Xi Jinping mentioned at the conference: "China will never seek hegemony, and at the same time opposes any force that invades and splits the motherland's territory. The Chinese people will fight back head-on!" In response to this statement, Taiwan's Premier Su Tseng-chang said: "We never conflict with others, but our determination to defend our homeland must be very firm. We do not want war, but we also do not want to use war to threaten the people of Taiwan." In response to Su Tseng-chang's remarks, Zhu Fenglian, a spokesperson for the Taiwan Affairs Office of the State Council of the mainland, refuted: "Su Tseng-chang is accustomed to confusing right and wrong, deliberately provoking cross-strait confrontation, and intimidating the people of Taiwan. His intentions are sinister." The Central Committee of the Communist Youth League of China issued a statement in response to Su: "Are you worthy?"

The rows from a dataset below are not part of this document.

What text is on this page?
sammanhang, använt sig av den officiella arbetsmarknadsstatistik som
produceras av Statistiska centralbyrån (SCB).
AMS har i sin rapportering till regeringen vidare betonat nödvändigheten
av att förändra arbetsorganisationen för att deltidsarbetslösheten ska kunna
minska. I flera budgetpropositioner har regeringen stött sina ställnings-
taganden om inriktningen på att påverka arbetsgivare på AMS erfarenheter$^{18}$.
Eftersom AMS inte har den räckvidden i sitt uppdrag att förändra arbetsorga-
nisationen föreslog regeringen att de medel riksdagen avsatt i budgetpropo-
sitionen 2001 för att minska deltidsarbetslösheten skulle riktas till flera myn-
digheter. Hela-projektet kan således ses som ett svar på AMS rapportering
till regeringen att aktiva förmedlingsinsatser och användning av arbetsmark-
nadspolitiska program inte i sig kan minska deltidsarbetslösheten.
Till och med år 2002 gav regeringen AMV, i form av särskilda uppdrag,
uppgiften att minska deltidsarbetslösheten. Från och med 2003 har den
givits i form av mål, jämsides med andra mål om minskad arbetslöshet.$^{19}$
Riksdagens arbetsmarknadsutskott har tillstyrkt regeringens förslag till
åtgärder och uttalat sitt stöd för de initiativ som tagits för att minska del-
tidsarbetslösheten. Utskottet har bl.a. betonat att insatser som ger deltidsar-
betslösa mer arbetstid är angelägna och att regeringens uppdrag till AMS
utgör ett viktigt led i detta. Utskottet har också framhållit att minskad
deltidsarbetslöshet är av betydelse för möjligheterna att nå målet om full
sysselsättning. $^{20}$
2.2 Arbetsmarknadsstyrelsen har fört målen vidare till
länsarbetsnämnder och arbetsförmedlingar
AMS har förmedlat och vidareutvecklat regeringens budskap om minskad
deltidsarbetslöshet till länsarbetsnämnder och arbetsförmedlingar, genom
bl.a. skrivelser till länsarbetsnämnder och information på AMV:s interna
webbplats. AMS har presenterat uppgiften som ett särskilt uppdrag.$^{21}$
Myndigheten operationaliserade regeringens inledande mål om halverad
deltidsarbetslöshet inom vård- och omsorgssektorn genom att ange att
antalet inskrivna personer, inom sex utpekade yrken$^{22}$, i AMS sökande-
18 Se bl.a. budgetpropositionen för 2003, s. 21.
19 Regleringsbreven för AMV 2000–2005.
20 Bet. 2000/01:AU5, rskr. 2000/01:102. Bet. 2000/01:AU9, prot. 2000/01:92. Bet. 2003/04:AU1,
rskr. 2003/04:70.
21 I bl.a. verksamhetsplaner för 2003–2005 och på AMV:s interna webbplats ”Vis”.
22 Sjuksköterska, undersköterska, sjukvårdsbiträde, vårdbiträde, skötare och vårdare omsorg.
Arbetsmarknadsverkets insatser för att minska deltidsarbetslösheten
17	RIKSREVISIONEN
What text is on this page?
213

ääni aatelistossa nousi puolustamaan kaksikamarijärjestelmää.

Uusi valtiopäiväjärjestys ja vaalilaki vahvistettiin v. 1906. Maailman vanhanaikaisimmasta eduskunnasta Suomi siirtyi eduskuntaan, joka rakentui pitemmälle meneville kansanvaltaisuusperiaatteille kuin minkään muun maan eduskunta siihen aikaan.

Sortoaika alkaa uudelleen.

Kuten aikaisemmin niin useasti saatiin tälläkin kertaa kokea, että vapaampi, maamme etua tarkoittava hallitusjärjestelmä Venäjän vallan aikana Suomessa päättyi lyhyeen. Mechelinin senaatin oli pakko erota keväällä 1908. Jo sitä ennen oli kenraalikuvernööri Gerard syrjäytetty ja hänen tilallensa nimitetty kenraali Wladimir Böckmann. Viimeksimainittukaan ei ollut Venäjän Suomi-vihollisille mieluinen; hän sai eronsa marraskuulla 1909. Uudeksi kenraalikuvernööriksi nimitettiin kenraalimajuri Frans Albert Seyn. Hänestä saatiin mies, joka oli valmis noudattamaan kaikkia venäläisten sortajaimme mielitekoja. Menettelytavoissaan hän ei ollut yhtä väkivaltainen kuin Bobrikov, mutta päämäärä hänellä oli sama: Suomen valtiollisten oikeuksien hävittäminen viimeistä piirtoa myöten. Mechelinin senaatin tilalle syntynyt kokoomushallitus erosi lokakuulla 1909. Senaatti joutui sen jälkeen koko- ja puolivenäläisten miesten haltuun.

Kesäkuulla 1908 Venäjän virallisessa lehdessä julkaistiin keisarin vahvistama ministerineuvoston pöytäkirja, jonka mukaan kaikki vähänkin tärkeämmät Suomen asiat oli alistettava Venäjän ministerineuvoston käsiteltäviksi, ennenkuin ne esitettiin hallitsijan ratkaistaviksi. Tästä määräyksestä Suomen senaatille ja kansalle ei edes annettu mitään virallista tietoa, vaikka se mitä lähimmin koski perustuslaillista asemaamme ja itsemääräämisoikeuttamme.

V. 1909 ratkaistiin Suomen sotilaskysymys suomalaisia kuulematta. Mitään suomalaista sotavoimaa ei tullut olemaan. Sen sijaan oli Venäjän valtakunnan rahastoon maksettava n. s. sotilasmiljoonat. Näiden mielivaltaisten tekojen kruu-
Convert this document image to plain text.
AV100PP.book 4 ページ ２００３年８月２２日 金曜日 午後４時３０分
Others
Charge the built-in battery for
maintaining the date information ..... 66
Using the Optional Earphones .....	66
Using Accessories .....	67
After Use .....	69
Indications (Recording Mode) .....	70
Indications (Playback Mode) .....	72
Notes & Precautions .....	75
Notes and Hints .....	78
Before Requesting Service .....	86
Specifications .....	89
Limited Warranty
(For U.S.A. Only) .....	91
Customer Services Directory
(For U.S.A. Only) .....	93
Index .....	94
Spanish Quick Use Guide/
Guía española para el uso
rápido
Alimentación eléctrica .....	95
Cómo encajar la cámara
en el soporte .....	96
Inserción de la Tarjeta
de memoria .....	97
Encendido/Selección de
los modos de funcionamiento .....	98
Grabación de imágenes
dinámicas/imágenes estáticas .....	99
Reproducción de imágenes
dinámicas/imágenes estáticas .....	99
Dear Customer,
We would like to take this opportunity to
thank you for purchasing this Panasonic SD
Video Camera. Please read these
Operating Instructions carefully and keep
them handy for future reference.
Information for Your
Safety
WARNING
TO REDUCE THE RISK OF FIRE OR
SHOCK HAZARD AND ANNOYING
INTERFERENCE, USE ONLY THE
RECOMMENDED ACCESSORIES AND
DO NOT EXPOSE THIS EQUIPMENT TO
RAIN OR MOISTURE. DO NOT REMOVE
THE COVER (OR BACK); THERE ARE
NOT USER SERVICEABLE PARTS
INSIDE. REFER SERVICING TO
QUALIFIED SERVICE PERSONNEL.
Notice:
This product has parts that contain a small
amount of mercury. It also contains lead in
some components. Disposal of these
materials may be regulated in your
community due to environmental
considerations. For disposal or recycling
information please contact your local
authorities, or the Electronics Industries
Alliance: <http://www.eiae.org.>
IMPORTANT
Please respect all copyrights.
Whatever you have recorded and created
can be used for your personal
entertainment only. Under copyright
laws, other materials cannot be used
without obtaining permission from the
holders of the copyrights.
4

U.S. State Department spokesperson Morgan Ortagus tweeted that the outbreak of the Korean War was due to the support of Chinese leader Mao Zedong's support for North Korea's invasion of South Korea, the counterattack of liberal countries, and the CCP sending a large number of troops to participate in the war. South Korean Foreign Minister Kang Kyung-wha also said that she conveyed South Korea's position to China and taking necessary measures. She quoted the UN Security Council resolution, saying that the Korean War was caused by North Korea's invasion of the south, and said that this was an undeniable historical fact that was also well known to the international community. During a national affairs review by the National Defense Committee of the South Korean National Assembly, the South Korean defense minister Suh Wook expressed his disagreement with Xi Jinping's statement, saying that "the Korean War was clearly a war of aggression against the South. It was a war in which (North Korea) invaded the South at the instigation of Stalin and Mao Zedong. The United Nations Army saved our country at a critical moment." This was the first time that a senior South Korean official made a statement regarding what South Korea believed to be China's distortion of historical facts. In response, Chinese Ambassador to South Korea Xing Haiming said that the War to Resist U.S. Aggression and Aid Korea referred to by Xi Jinping "defended international justice and world peace and protected the newly born People's Republic of China." Xing said that China has no intention of fighting a war with anyone and hopes that South Korea will view Xi's remarks from a historical perspective.